An unfunded pension liability, as we've noted, particularly depending on the jurisdiction, could be quite large. Three years is not a lot of time, depending on the nature of the markets at the time.
There are a few things that should be considered.
One is, obviously, that employers that are already in financial difficulty could have difficulty reducing their unfunded pension liabilities during that transition period. Lenders who face the risk of nonpayment from borrowers with a large unfunded pension liability, when the superpriority comes into force, may use the transition period not to actually put pressure on employers and the plan sponsors to make pension payments but instead [Technical difficulty—Editor] reducing that unfunded pension liability, so that when the transition period ends, they are essentially made whole rather than the pension fund.
The other is that employers may actually decide to discontinue defined benefit pension plans or group insurance plans during the transition period to avoid the impact of higher insolvency priorities on credit availability by either winding things up or closing health insurance, dental or other plans, because that would impact their bottom line. Lenders with exposure or employers with unfunded pension liabilities or group insurance plans may pressure employers to take such action before an insolvency.

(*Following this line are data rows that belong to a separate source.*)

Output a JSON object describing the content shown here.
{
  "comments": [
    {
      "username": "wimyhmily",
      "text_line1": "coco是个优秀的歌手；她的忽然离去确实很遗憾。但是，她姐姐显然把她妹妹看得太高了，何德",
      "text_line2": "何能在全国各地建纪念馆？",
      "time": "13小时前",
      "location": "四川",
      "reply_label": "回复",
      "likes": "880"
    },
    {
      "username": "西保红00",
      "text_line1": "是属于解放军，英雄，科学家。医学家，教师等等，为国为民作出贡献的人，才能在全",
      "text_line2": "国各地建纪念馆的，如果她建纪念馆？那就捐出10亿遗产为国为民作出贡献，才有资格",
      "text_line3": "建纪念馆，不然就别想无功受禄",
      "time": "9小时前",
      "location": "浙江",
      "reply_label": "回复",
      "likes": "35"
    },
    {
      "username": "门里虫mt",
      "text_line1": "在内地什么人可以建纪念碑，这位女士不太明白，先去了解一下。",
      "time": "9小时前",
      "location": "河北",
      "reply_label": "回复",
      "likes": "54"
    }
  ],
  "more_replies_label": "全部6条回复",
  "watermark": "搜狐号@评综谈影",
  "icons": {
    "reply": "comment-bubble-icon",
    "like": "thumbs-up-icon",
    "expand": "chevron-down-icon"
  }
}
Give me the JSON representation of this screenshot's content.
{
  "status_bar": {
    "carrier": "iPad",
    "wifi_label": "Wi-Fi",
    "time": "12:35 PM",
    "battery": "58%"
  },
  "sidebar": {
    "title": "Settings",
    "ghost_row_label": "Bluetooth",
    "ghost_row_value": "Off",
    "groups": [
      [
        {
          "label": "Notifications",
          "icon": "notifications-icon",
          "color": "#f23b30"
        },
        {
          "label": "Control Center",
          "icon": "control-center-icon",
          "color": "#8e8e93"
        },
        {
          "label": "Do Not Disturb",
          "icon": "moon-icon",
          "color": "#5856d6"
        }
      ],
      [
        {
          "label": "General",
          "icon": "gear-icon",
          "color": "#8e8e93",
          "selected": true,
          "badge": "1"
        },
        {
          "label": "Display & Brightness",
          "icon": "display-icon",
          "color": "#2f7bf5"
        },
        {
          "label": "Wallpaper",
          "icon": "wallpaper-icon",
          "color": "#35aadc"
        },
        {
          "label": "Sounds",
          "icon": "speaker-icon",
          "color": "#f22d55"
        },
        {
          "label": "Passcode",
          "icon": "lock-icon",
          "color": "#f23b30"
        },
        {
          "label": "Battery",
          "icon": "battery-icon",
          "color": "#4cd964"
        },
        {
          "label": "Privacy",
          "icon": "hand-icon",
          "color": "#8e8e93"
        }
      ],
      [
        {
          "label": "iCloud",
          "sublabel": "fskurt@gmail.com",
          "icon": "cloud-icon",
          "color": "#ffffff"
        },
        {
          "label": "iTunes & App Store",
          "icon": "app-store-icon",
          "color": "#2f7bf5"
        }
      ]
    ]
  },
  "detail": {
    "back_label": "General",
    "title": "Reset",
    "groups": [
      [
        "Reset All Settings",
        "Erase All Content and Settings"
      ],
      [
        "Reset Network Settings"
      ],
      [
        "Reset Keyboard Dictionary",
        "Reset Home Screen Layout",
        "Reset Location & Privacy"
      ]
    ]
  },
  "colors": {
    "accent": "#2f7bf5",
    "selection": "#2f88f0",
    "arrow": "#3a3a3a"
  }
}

It is also worth noting that one of the things.... There are three categories that are of superpriority within this bill. There are unfunded pension liabilities. There's also the claim for terminated group insurance plans, but there's also severance pay and, obviously, severance pay can include many things, including the potential for severance for significant executives.
One thought is also that, if this is ultimately going to lead to a liquidation, you may actually see some gaming behaviour wherein people increase their overall severance payments, particularly for a particular cadre of their employees, because they're recognizing that they potentially might be heading toward a liquidation and their severance pay would have a superpriority above all secured and unsecured creditors.